Your lump sum RA is paid in the month following your date of retirement. For example, if you retire June 30, 2012, you will receive your retiring allowance in July. Retiring Allowances are taxable income unless you can shelter some of the income into an RRSP (see next Q&A). The University is required to withhold and remit 30% tax on any amount of $15,000 or more.
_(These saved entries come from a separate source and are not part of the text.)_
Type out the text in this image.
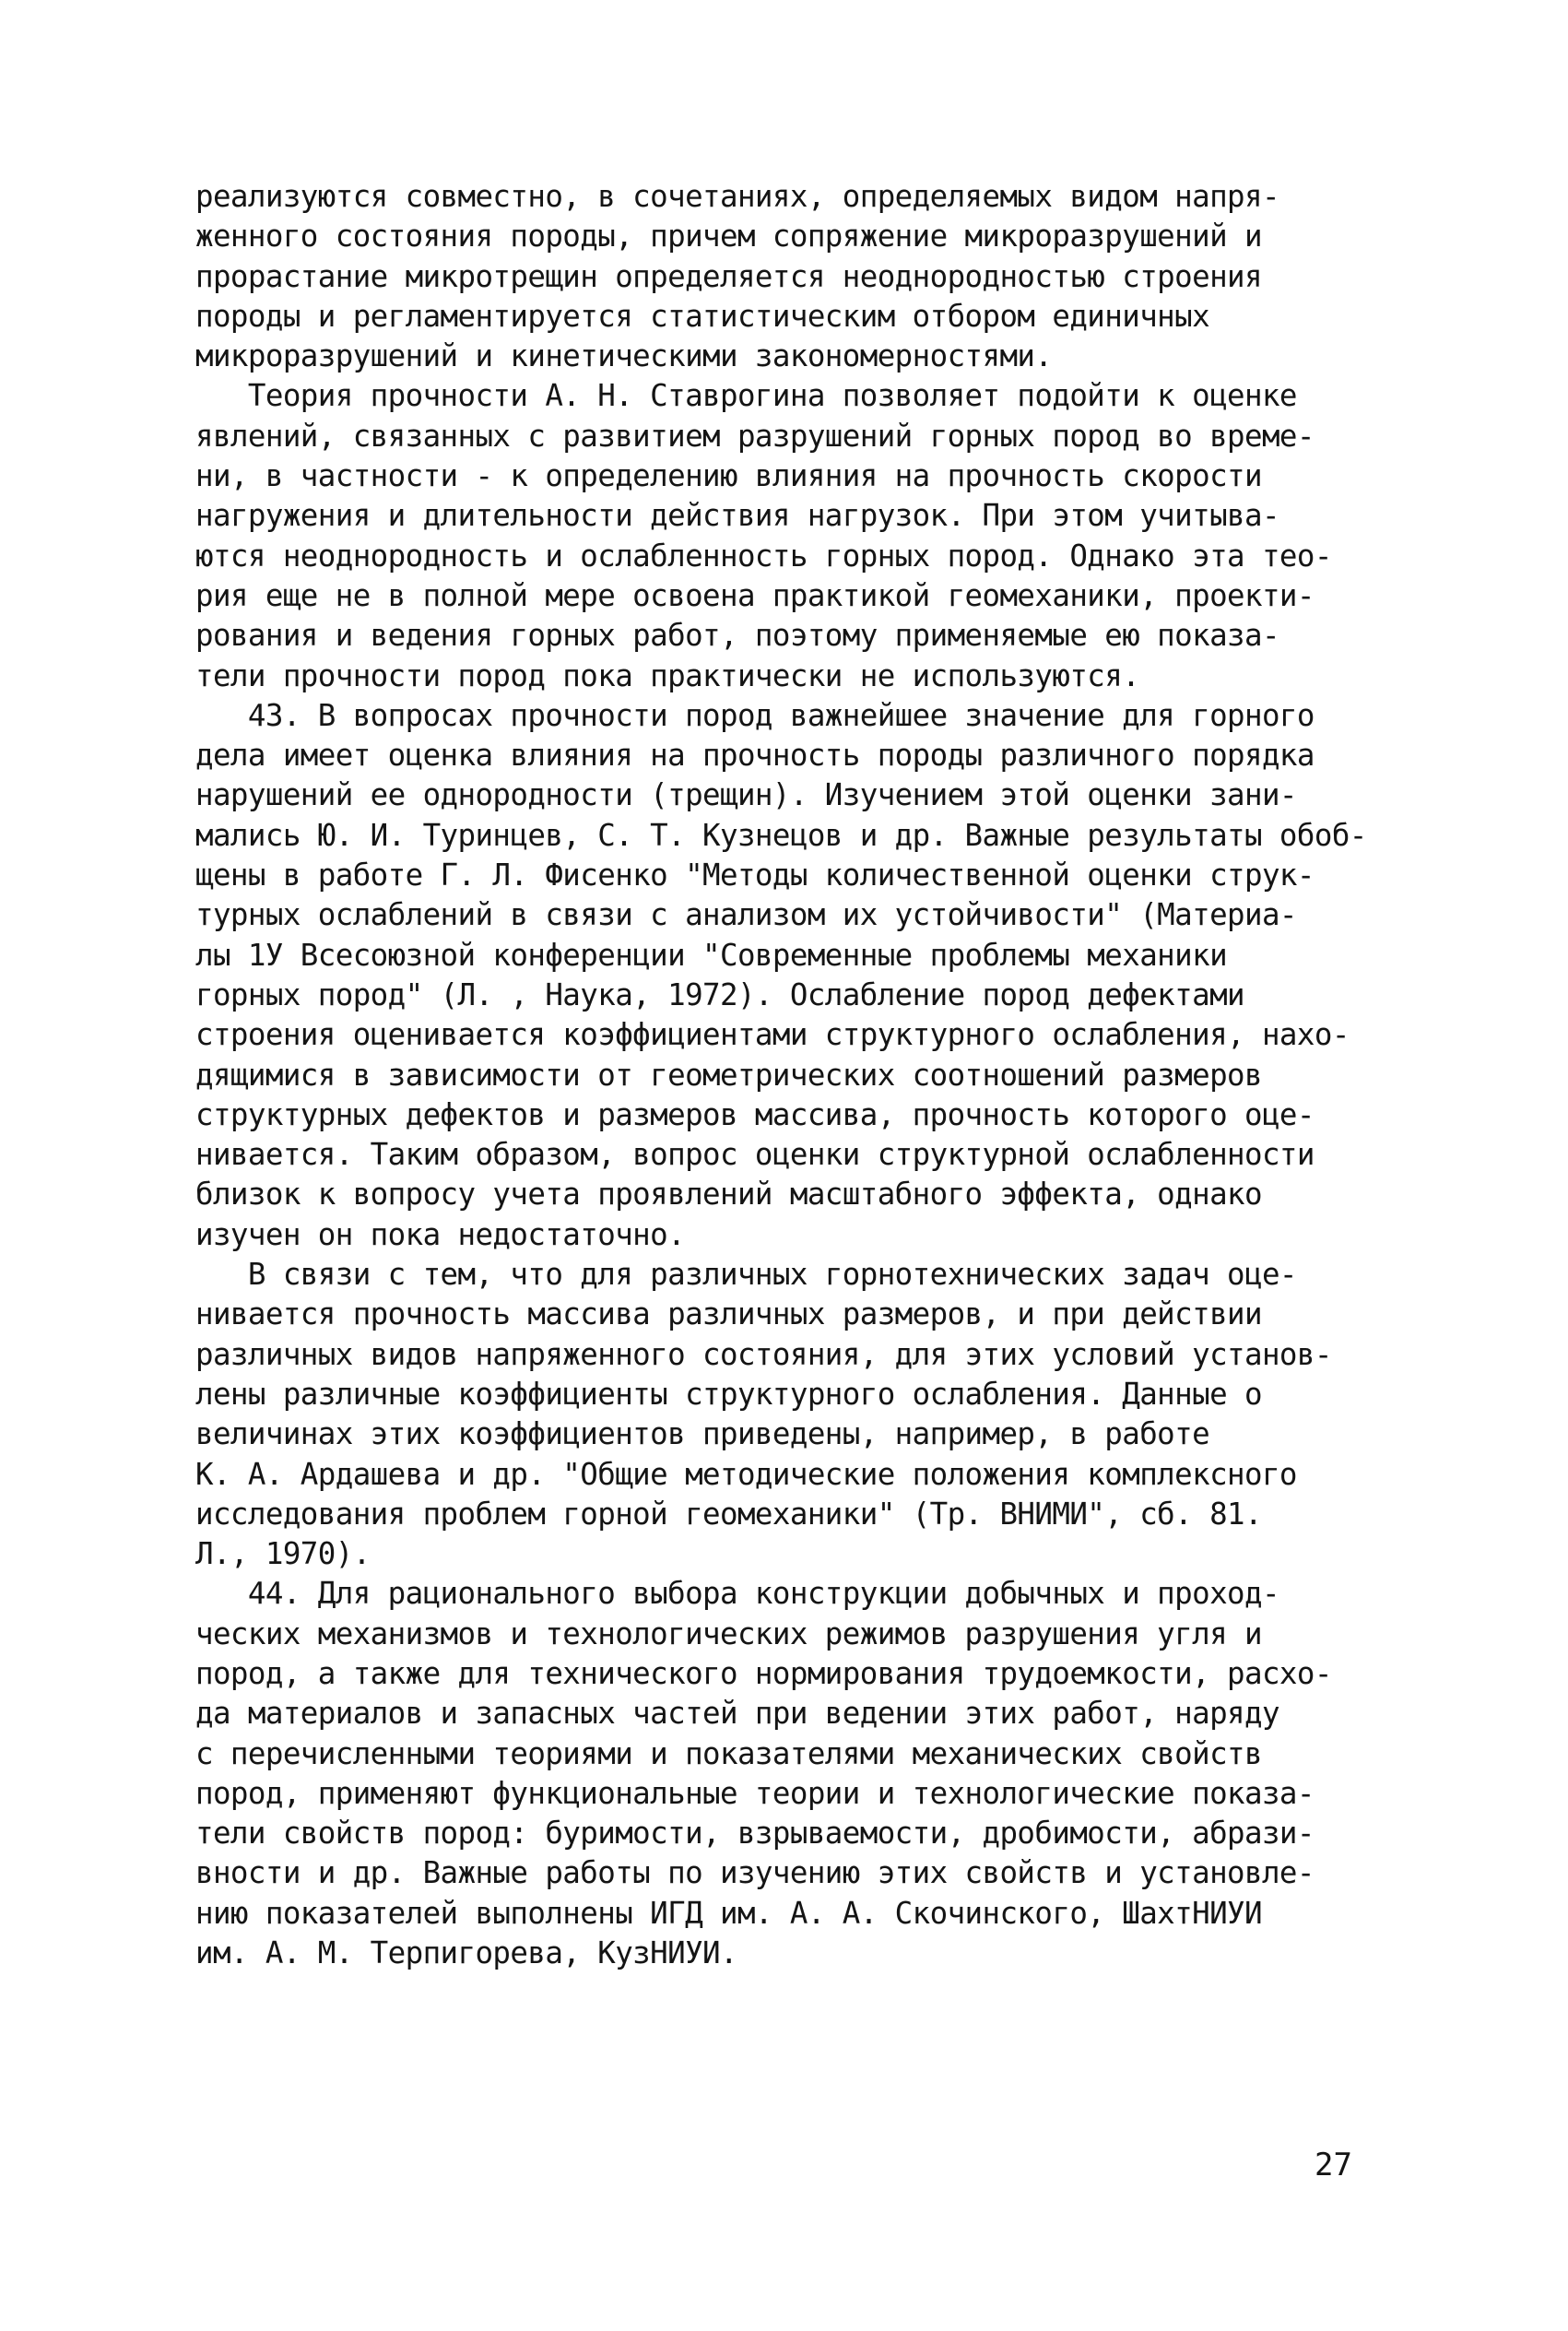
реализуются совместно, в сочетаниях, определяемых видом напря-
женного состояния породы, причем сопряжение микроразрушений и
прорастание микротрещин определяется неоднородностью строения
породы и регламентируется статистическим отбором единичных
микроразрушений и кинетическими закономерностями.
Теория прочности А. Н. Ставрогина позволяет подойти к оценке
явлений, связанных с развитием разрушений горных пород во време-
ни, в частности - к определению влияния на прочность скорости
нагружения и длительности действия нагрузок. При этом учитыва-
ются неоднородность и ослабленность горных пород. Однако эта тео-
рия еще не в полной мере освоена практикой геомеханики, проекти-
рования и ведения горных работ, поэтому применяемые ею показа-
тели прочности пород пока практически не используются.
43. В вопросах прочности пород важнейшее значение для горного
дела имеет оценка влияния на прочность породы различного порядка
нарушений ее однородности (трещин). Изучением этой оценки зани-
мались Ю. И. Туринцев, С. Т. Кузнецов и др. Важные результаты обоб-
щены в работе Г. Л. Фисенко "Методы количественной оценки струк-
турных ослаблений в связи с анализом их устойчивости" (Материа-
лы 1У Всесоюзной конференции "Современные проблемы механики
горных пород" (Л. , Наука, 1972). Ослабление пород дефектами
строения оценивается коэффициентами структурного ослабления, нахо-
дящимися в зависимости от геометрических соотношений размеров
структурных дефектов и размеров массива, прочность которого оце-
нивается. Таким образом, вопрос оценки структурной ослабленности
близок к вопросу учета проявлений масштабного эффекта, однако
изучен он пока недостаточно.
В связи с тем, что для различных горнотехнических задач оце-
нивается прочность массива различных размеров, и при действии
различных видов напряженного состояния, для этих условий установ-
лены различные коэффициенты структурного ослабления. Данные о
величинах этих коэффициентов приведены, например, в работе
К. А. Ардашева и др. "Общие методические положения комплексного
исследования проблем горной геомеханики" (Тр. ВНИМИ", сб. 81.
Л., 1970).
44. Для рационального выбора конструкции добычных и проход-
ческих механизмов и технологических режимов разрушения угля и
пород, а также для технического нормирования трудоемкости, расхо-
да материалов и запасных частей при ведении этих работ, наряду
с перечисленными теориями и показателями механических свойств
пород, применяют функциональные теории и технологические показа-
тели свойств пород: буримости, взрываемости, дробимости, абрази-
вности и др. Важные работы по изучению этих свойств и установле-
нию показателей выполнены ИГД им. А. А. Скочинского, ШахтНИУИ
им. А. М. Терпигорева, КузНИУИ.
27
You may still owe additional tax on the lump sum amount depending upon your income and personal deductions when you file your income tax.

Q: I don’t qualify for unreduced early retirement until December 2014 – can I still apply?

This temporary Retirement Incentive Program only applies to those eligible to retire with an unreduced pension on or before June 30, 2014.

Q: What if my application is not approved – what should I do?

You should discuss with your supervisor, manager or division head why your application was not approved, and explore whether a different retirement date might result in reconsideration of your application. You may also wish to discuss your application with your divisional HR office. However, this is a discretionary program, subject to Division Head approval and there may be fiscal or operational reasons why your application may not be approved.

Staying Connected After Retirement

Retirement doesn’t mean that your relationship with U of T has to end as there are a number of ways to stay connected to life on campus, such as the: Bulletin, U of T magazine, library and the Joint Membership Plan (PDF, 33 kB).